Absolutely! Feel free to incorporate pandan extract for a fragrant twist or swap shredded coconut for toasted almonds to experiment with textures and flavors.
Final Thoughts
This Coconut Mochi Cake Recipe is such a special treat, combining simplicity with wonderful layers of flavor and texture that are sure to make you smile every time. If you’re looking to bring a bit of tropical sweetness and comforting chewiness to your dessert table, this cake will not disappoint. Go ahead and give it a try—you might just find your new signature dessert!
Print
Coconut Mochi Cake Recipe
- Prep Time: 15 minutes
- Cook Time: 40 minutes
- Total Time: 55 minutes
- Yield: 9 servings
- Category: Dessert
- Method: Baking
- Cuisine: Asian
Description
This Coconut Mochi Cake is a delightful fusion of chewy and moist textures with a rich coconut flavor. Made using sweet rice flour and full-fat coconut milk, this cake offers a unique dessert experience that’s both comforting and irresistibly tasty. Perfect for sharing at gatherings or enjoying as a sweet treat with a cup of tea.
Ingredients
Dry Ingredients
- 2 cups sweet rice flour (mochiko)
- 1 cup granulated sugar
- 2 tsp baking powder
- 1/4 tsp salt
Wet Ingredients
- 1 can (13.5 oz) full-fat coconut milk
- 3 large eggs
- 1 tsp vanilla extract
- 2 tbsp melted butter
Optional
- 1 cup shredded coconut
Instructions
- Preheat Oven and Prepare Dish: Preheat your oven to 350°F (175°C) and grease an 8-inch square baking dish thoroughly to prevent sticking.
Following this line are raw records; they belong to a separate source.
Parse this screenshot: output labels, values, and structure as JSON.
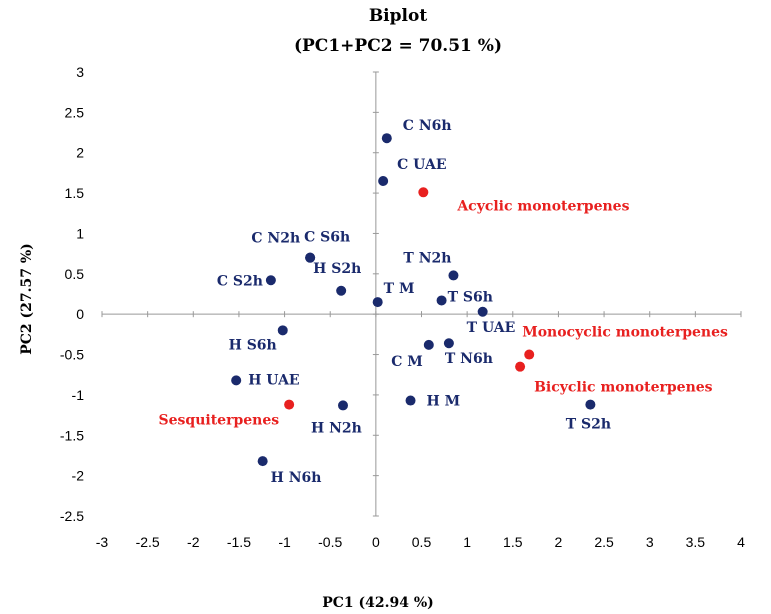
{
  "chart_data": {
    "type": "scatter",
    "title": "Biplot",
    "subtitle": "(PC1+PC2 = 70.51 %)",
    "xlabel": "PC1 (42.94 %)",
    "ylabel": "PC2 (27.57 %)",
    "xlim": [
      -3,
      4
    ],
    "ylim": [
      -2.5,
      3
    ],
    "xticks": [
      -3,
      -2.5,
      -2,
      -1.5,
      -1,
      -0.5,
      0,
      0.5,
      1,
      1.5,
      2,
      2.5,
      3,
      3.5,
      4
    ],
    "yticks": [
      -2.5,
      -2,
      -1.5,
      -1,
      -0.5,
      0,
      0.5,
      1,
      1.5,
      2,
      2.5,
      3
    ],
    "grid": false,
    "colors": {
      "samples": "#1a2a6c",
      "variables": "#e8201f",
      "axis": "#999999"
    },
    "series": [
      {
        "name": "samples",
        "color": "#1a2a6c",
        "points": [
          {
            "label": "C N6h",
            "x": 0.12,
            "y": 2.18
          },
          {
            "label": "C UAE",
            "x": 0.08,
            "y": 1.65
          },
          {
            "label": "C S6h",
            "x": -0.72,
            "y": 0.7
          },
          {
            "label": "C N2h",
            "x": -0.72,
            "y": 0.7
          },
          {
            "label": "C S2h",
            "x": -1.15,
            "y": 0.42
          },
          {
            "label": "H S2h",
            "x": -0.38,
            "y": 0.29
          },
          {
            "label": "T M",
            "x": 0.02,
            "y": 0.15
          },
          {
            "label": "T N2h",
            "x": 0.85,
            "y": 0.48
          },
          {
            "label": "T S6h",
            "x": 0.72,
            "y": 0.17
          },
          {
            "label": "T UAE",
            "x": 1.17,
            "y": 0.03
          },
          {
            "label": "H S6h",
            "x": -1.02,
            "y": -0.2
          },
          {
            "label": "C M",
            "x": 0.58,
            "y": -0.38
          },
          {
            "label": "T N6h",
            "x": 0.8,
            "y": -0.36
          },
          {
            "label": "H UAE",
            "x": -1.53,
            "y": -0.82
          },
          {
            "label": "H M",
            "x": 0.38,
            "y": -1.07
          },
          {
            "label": "H N2h",
            "x": -0.36,
            "y": -1.13
          },
          {
            "label": "H N6h",
            "x": -1.24,
            "y": -1.82
          },
          {
            "label": "T S2h",
            "x": 2.35,
            "y": -1.12
          }
        ]
      },
      {
        "name": "variables",
        "color": "#e8201f",
        "points": [
          {
            "label": "Acyclic monoterpenes",
            "x": 0.52,
            "y": 1.51
          },
          {
            "label": "Monocyclic monoterpenes",
            "x": 1.68,
            "y": -0.5
          },
          {
            "label": "Bicyclic monoterpenes",
            "x": 1.58,
            "y": -0.65
          },
          {
            "label": "Sesquiterpenes",
            "x": -0.95,
            "y": -1.12
          }
        ]
      }
    ]
  }
}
- Mix Dry Ingredients: In a large bowl, combine the sweet rice flour, granulated sugar, baking powder, and salt. Stir these ingredients well to ensure even distribution.
- Whisk Wet Ingredients: In a separate bowl, whisk together the eggs, full-fat coconut milk, vanilla extract, and melted butter until the mixture is smooth and homogenous.
- Combine Mixtures: Gradually add the dry ingredients into the wet ingredients, mixing gently until just combined. Avoid overmixing to maintain a good texture.
- Fold in Coconut: If using shredded coconut, fold it into the batter carefully to distribute evenly without deflating the mixture.
- Pour and Bake: Pour the batter into the prepared baking dish and spread it evenly. Bake in the preheated oven for 35-40 minutes or until the top is golden brown and a toothpick inserted into the center comes out clean.
- Cool and Serve: Allow the mochi cake to cool in the pan for about 10 minutes to set before slicing into squares. Serve warm or at room temperature.
Notes
- Ensure the baking powder is fresh to get the best rise.
- For a more pronounced coconut flavor, use toasted shredded coconut.
- The cake is best enjoyed within two days and can be reheated gently.
- Use an 8-inch square baking dish for optimal thickness and baking consistency.
- If you prefer a dairy-free version, substitute melted butter with coconut oil.